Так бесподобный камень сохранил свою целостность и был свидетелем того, как весь мир склонялся пред Великим Моголом, отдавая дань его власти, включая купцов, приплывших в Индостан на своих высоких кораблях; и казалось, что Павлиний трон, сиявший этим бриллиантом, будет источать власть ещё десять тысяч лет. Но, увы! Блеск власти померк, и пришло время великому бриллианту сменить своего владельца.
И в ночь, когда Надир-шах, Персидский Палач, да будет проклято его имя, привёл армии Севера к стенам Дели, было решено восстановить заклятье, произнесённое когда-то над этим камнем Господом Кришной, с тем чтобы Палач, овладев им, погиб в мучениях. Для этого бриллиант принесён был святому брамину, ослеплённому Палачом, чтобы брамин вновь произнёс заклятье; но брамин ошибся в словах, и отныне любой мужчина, чистый или порочный, должен был умереть в мучениях, овладев бриллиантом. Кровавый след отныне должен был потянуться за этим камнем.
Разрушение постигло землю Моголов на следующий день. Надир-шах свирепствовал в Дели, жители которого, не успевшие бежать, были либо ослеплены, либо сожжены заживо; и Павлиний трон был увезён в Персию. Но Кох-и-Нор был спрятан в тюрбане телохранителя и с соблюдением строжайшей тайны вывезен на Юг, в землю правления низамов, где он когда-то появился впервые. Палач же вместо Горы Света захватил меньший камень, Дария-и-Нор, Океан Света, и Надир-шах оставался в неведении об этом до конца своих дней.
В те времена низамом Юга был Асаф Джах, да благословенно будет имя его, великий и мудрый, правивший к тому времени народом Юга уже много долгих лет. И скипетром Асаф Джаха был мощный меч, Талвар-и-Джанг, Меч войны, Меч Ислама. И те из его подданных, которые были мусульманами, взирали с почтением на этот меч, зная о его могуществе и понимая, что должны быть преданными его владельцу во всех земных делах. Асаф Джах выслушал своих советников и астрологов, и самые мудрые из них сказали, что камень надо бросить в море; самые же коварные предлагали укрепить бриллиант на эфесе меча, якобы для того, чтобы не только мусульмане, но и индусы видели повелителя в его владельце.

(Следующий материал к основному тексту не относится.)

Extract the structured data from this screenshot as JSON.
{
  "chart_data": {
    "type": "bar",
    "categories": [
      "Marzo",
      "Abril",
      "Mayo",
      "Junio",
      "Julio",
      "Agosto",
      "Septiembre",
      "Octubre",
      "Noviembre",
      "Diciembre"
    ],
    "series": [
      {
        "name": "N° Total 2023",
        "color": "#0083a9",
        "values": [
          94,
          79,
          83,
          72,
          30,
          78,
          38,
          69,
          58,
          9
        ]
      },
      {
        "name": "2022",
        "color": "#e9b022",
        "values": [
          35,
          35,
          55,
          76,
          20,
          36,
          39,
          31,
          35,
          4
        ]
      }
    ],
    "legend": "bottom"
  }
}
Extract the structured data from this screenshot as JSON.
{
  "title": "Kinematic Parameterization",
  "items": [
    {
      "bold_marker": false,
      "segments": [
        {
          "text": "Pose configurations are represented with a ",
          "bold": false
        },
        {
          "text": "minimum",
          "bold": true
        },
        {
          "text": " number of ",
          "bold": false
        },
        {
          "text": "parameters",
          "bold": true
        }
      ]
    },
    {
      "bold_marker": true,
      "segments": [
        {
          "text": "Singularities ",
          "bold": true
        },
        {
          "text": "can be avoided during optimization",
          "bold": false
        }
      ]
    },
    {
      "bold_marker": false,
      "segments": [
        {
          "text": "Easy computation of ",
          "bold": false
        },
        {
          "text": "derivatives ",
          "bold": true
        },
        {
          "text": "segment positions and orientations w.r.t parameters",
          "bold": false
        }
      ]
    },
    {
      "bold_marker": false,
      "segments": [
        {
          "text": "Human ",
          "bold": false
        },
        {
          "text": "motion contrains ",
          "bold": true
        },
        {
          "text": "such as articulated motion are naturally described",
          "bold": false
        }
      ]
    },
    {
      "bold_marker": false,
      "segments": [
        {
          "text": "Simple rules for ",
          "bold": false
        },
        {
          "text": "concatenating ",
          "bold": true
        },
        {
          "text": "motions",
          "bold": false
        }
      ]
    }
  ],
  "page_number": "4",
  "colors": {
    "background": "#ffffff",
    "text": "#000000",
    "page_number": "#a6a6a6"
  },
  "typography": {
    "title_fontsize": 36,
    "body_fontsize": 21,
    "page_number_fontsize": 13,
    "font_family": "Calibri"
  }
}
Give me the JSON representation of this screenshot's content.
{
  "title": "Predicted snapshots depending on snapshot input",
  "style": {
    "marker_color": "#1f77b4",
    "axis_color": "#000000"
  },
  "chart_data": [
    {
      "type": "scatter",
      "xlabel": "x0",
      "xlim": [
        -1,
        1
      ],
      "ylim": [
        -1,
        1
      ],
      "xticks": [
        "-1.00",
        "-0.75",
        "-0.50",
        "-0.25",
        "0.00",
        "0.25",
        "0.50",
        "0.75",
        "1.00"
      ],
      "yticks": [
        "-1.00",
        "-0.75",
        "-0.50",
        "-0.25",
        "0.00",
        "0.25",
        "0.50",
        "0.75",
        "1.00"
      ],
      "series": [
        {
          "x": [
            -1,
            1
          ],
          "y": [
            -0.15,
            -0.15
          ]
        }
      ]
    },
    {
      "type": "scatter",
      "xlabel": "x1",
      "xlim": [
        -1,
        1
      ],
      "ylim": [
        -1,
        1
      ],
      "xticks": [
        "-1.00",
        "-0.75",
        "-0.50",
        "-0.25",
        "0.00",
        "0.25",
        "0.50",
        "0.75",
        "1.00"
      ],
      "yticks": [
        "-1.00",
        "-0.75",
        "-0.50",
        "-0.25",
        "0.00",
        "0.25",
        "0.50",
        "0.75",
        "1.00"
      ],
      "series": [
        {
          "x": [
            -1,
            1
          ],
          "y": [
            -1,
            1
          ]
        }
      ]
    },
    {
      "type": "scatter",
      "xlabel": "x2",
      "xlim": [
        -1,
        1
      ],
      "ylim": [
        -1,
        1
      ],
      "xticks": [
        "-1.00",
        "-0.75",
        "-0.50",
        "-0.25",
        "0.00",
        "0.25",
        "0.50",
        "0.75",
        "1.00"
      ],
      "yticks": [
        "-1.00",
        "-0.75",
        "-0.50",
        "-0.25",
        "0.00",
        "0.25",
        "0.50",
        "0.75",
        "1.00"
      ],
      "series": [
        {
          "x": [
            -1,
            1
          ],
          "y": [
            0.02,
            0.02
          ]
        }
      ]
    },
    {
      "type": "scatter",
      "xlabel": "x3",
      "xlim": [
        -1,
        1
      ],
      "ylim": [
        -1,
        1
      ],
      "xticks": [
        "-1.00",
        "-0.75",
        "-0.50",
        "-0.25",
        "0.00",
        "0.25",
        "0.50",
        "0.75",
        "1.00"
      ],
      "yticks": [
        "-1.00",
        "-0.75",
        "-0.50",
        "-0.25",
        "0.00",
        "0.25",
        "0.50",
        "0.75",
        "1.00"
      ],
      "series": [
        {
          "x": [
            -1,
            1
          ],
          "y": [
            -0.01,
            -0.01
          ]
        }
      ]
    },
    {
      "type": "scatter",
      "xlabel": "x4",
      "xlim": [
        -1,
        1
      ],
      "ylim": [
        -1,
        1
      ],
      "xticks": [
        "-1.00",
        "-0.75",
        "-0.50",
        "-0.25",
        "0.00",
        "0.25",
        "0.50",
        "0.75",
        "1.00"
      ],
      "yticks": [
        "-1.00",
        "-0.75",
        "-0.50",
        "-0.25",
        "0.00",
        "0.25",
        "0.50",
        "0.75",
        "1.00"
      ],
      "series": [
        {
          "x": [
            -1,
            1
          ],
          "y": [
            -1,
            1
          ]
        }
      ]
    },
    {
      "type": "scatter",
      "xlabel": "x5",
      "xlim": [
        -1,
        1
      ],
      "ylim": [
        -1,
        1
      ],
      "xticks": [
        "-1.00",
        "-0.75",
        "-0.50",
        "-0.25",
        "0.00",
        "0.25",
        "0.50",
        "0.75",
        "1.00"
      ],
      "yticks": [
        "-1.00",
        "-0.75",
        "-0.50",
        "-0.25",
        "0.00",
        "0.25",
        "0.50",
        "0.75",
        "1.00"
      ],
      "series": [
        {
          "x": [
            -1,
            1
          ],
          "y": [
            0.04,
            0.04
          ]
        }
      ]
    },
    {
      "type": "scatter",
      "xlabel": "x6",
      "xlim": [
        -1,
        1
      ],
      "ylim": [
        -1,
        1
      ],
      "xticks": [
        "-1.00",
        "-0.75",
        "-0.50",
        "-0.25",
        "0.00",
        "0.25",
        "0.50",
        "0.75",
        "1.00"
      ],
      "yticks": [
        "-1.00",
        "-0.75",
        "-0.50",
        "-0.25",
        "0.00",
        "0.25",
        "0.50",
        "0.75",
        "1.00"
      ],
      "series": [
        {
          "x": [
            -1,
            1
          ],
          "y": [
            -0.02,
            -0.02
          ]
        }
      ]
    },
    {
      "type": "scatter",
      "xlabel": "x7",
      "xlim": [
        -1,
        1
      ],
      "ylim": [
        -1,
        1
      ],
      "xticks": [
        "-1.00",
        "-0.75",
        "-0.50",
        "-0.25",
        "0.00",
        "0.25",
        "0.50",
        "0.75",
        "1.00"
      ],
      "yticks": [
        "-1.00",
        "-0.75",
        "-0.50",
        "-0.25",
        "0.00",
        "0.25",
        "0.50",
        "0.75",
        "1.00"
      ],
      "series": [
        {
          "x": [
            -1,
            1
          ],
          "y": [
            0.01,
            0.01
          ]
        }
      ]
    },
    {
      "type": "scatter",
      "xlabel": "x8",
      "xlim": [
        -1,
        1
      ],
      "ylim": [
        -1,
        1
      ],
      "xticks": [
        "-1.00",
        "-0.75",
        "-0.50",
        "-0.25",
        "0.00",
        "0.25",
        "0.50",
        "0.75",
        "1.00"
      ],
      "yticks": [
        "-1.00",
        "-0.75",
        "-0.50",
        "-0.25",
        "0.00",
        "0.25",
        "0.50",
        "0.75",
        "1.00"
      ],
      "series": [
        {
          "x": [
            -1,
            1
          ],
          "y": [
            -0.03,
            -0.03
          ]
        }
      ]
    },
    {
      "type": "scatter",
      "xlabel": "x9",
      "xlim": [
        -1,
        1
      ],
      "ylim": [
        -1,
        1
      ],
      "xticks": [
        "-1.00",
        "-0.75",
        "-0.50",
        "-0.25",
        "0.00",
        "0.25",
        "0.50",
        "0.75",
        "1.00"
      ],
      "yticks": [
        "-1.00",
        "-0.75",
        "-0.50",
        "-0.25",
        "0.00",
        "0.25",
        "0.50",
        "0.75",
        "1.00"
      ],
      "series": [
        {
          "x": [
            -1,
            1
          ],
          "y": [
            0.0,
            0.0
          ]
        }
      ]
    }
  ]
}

Но Асаф Джах, будучи мудрым и хитроумным человеком, знал о проклятии, подстерегавшем владельца Кох-и-Нора, и повелел слуге-телохранителю отдать самоцвет первой жене; и когда это было сделано, слуга тот подвергся четвертованию, ибо разве проклятие не распространяется и на него? И разве смерть не должна была настигнуть обладателя камня? А по свершении этого Асаф Джах успокоился, ибо знал теперь, что каждый будет видеть повелителя в муже той, которая обладает столь могущественным сокровищем; жена же его, не будучи мужчиной, не подлежит проклятию мучительной смерти, нависающему, согласно словам брамина, лишь над владеющими камнем мужчинами...
КНИГА ПЕРВАЯ
Глава I
Август 1746 г.
Занимавшийся день был полон зловещих предзнаменований, как будто сам дьявол бушевал в муссоне, бросавшем порывы тяжёлого влажного ветра на судно; как будто морские духи, вцепившись в снасти и устроившись на реях, выли и стонали в такелаже корабля. Индра, покровитель воинов и громовержец, ликовал и торжествовал в этом шторме, и каждый из стоявших на вахте ощущал его присутствие.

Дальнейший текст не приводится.